Blake, che a bordo aveva anche un'altra leggenda della vela come Sir Robin Knox-Johnston, ripartì nel gennaio del '94 sull'Enza potenziato, in un duello con Olivier de Kersauson sul suo maxi trimarano Lyonnaise des Eaux Dumez. Il leggendario neozelandese completò il giro in 74 giorni e poco più di 22 ore, anche affrontando un'ultima tempesta dalla forza di un uragano dopo un viaggio forsennato saltando su onde che lambivano i 20 metri. Sir Peter Blake finì la sua vita nel 2000, assassinato a fucilate sulla barca-spedizione scientifica Seamaster alla foce del Rio delle Amazzoni da un gruppo di "topi d'acqua", ladri locali.
Gli Imoca "surfano" davanti alle depressioni
Tornando al Vendée Globe, "il loro gioco sarà proprio quello di mettersi davanti alle depressioni e restarci davanti: Come quando si fa surf, infatti 'surfano' davanti alle depressioni. Questo è possibile oggi perché gli Imoca viaggiano intorno ai 30 nodi, velocità simili a quelle delle depressioni. In altri tempi, con le barche dislocanti, non era una tattica da seguire perché andavano a velocità di parecchio inferiori: quindi ti prendevi le botte finché non passava". Gianni Bianchini, routier e "interprete" della meteo, esperto in rotte e strategie di regata, lavora con alcuni fra i più noti velisti oceanici italiani, Class40 Fornaro, Sericano, Rosetti, e collaboratore del team di comunicazione del fortissimo Ambrogio Beccaria, istruttore nei corsi di strategia per la ClasseMini 650, ci spiega il nucleo della strategia oceanica moderna.
"Restando davanti alle depressioni hanno vento che di fatto li spinge, e se riescono a mantenere la surfata.
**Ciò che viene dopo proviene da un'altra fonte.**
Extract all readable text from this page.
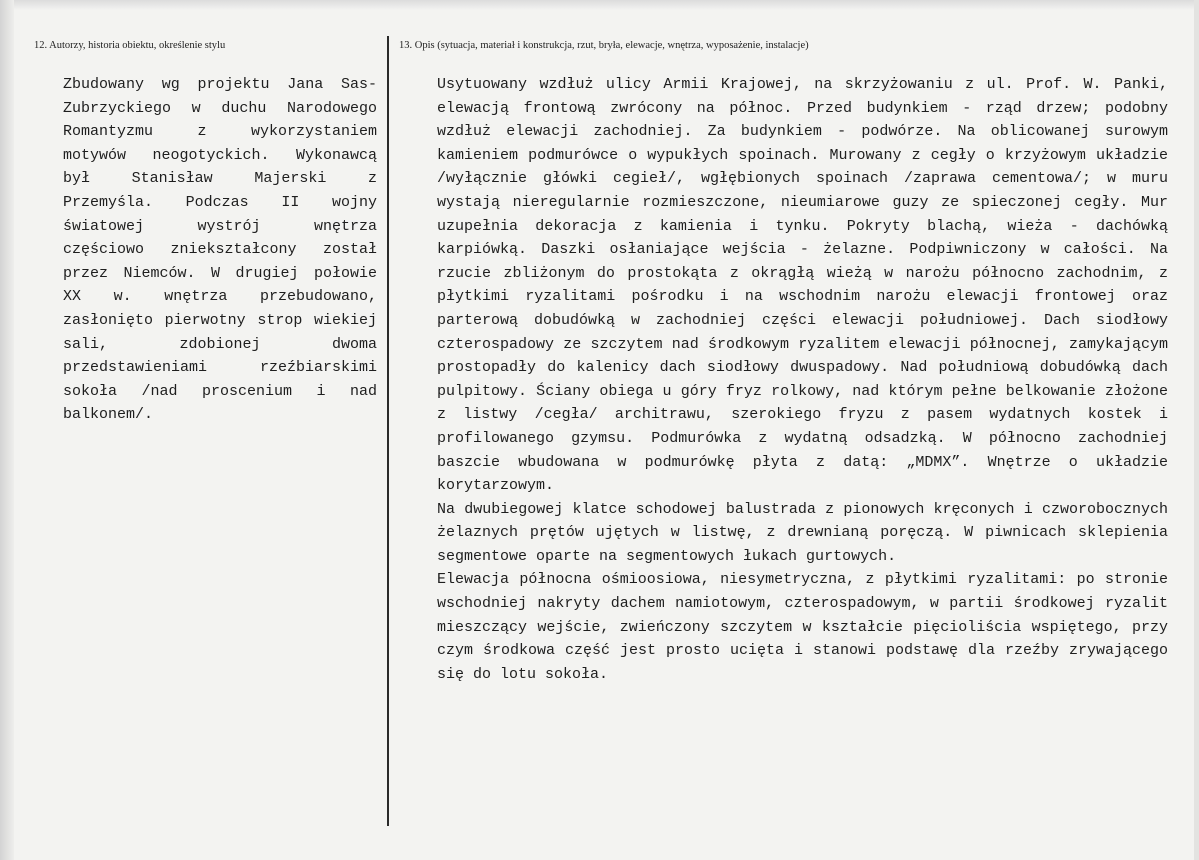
12. Autorzy, historia obiektu, określenie stylu	13. Opis (sytuacja, materiał i konstrukcja, rzut, bryła, elewacje, wnętrza, wyposażenie, instalacje)

Zbudowany wg projektu Jana Sas-Zubrzyckiego w duchu Narodowego Romantyzmu z wykorzystaniem motywów neogotyckich. Wykonawcą był Stanisław Majerski z Przemyśla. Podczas II wojny światowej wystrój wnętrza częściowo zniekształcony został przez Niemców. W drugiej połowie XX w. wnętrza przebudowano, zasłonięto pierwotny strop wiekiej sali, zdobionej dwoma przedstawieniami rzeźbiarskimi sokoła /nad proscenium i nad balkonem/.

Usytuowany wzdłuż ulicy Armii Krajowej, na skrzyżowaniu z ul. Prof. W. Panki, elewacją frontową zwrócony na północ. Przed budynkiem - rząd drzew; podobny wzdłuż elewacji zachodniej. Za budynkiem - podwórze. Na oblicowanej surowym kamieniem podmurówce o wypukłych spoinach. Murowany z cegły o krzyżowym układzie /wyłącznie główki cegieł/, wgłębionych spoinach /zaprawa cementowa/; w muru wystają nieregularnie rozmieszczone, nieumiarowe guzy ze spieczonej cegły. Mur uzupełnia dekoracja z kamienia i tynku. Pokryty blachą, wieża - dachówką karpiówką. Daszki osłaniające wejścia - żelazne. Podpiwniczony w całości. Na rzucie zbliżonym do prostokąta z okrągłą wieżą w narożu północno zachodnim, z płytkimi ryzalitami pośrodku i na wschodnim narożu elewacji frontowej oraz parterową dobudówką w zachodniej części elewacji południowej. Dach siodłowy czterospadowy ze szczytem nad środkowym ryzalitem elewacji północnej, zamykającym prostopadły do kalenicy dach siodłowy dwuspadowy. Nad południową dobudówką dach pulpitowy. Ściany obiega u góry fryz rolkowy, nad którym pełne belkowanie złożone z listwy /cegła/ architrawu, szerokiego fryzu z pasem wydatnych kostek i profilowanego gzymsu. Podmurówka z wydatną odsadzką. W północno zachodniej baszcie wbudowana w podmurówkę płyta z datą: „MDMX”. Wnętrze o układzie korytarzowym.

Na dwubiegowej klatce schodowej balustrada z pionowych kręconych i czworobocznych żelaznych prętów ujętych w listwę, z drewnianą poręczą. W piwnicach sklepienia segmentowe oparte na segmentowych łukach gurtowych.

Elewacja północna ośmioosiowa, niesymetryczna, z płytkimi ryzalitami: po stronie wschodniej nakryty dachem namiotowym, czterospadowym, w partii środkowej ryzalit mieszczący wejście, zwieńczony szczytem w kształcie pięcioliścia wspiętego, przy czym środkowa część jest prosto ucięta i stanowi podstawę dla rzeźby zrywającego się do lotu sokoła.
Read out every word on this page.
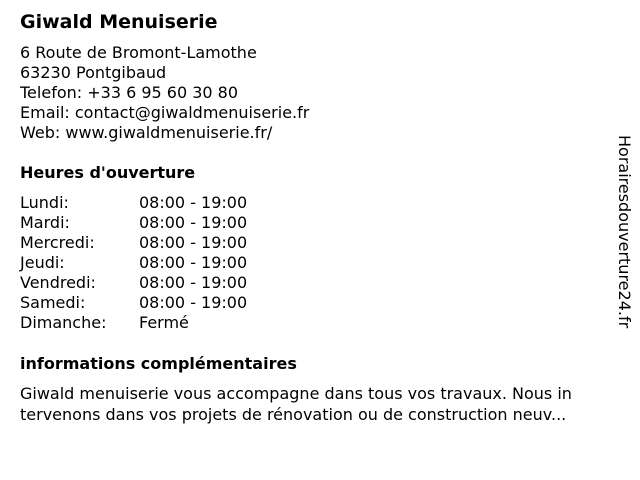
Giwald Menuiserie
6 Route de Bromont-Lamothe
63230 Pontgibaud
Telefon: +33 6 95 60 30 80
Email: contact@giwaldmenuiserie.fr
Web: www.giwaldmenuiserie.fr/
Heures d'ouverture
Lundi:	08:00 - 19:00
Mardi:	08:00 - 19:00
Mercredi:	08:00 - 19:00
Jeudi:	08:00 - 19:00
Vendredi:	08:00 - 19:00
Samedi:	08:00 - 19:00
Dimanche: Fermé
informations complémentaires
Giwald menuiserie vous accompagne dans tous vos travaux. Nous in
tervenons dans vos projets de rénovation ou de construction neuv...
Horairesdouverture24.fr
Come sulle tavole, se poi l'onda-depressione ti sorpassa, sei costretto ad aspettare o andare a cercare quella dopo per continuare a fare grandi velocità", che è poi l'intento principale di chi regata, a parte riportare a casa la pelle. "Infatti in questo gioco è fondamentale bilanciare i rischi, perché ci si espone al rischio di rotture. In definitiva, andare a vela è una costante gestione del rischio". Regate di questo tipo "si vincono nei mari del sud", quelli non dei tropici ma quasi di fronte all'Antartide, "dove le depressioni sono libere di scorrere senza incontrare terra, depotenziandosi". In sintesi, per vincere queste regate devi andare a cercare i guai senza farti convolgere troppo: se non è scherzare con il fuoco, è quantomeno giocare a scacchi con l'oceano.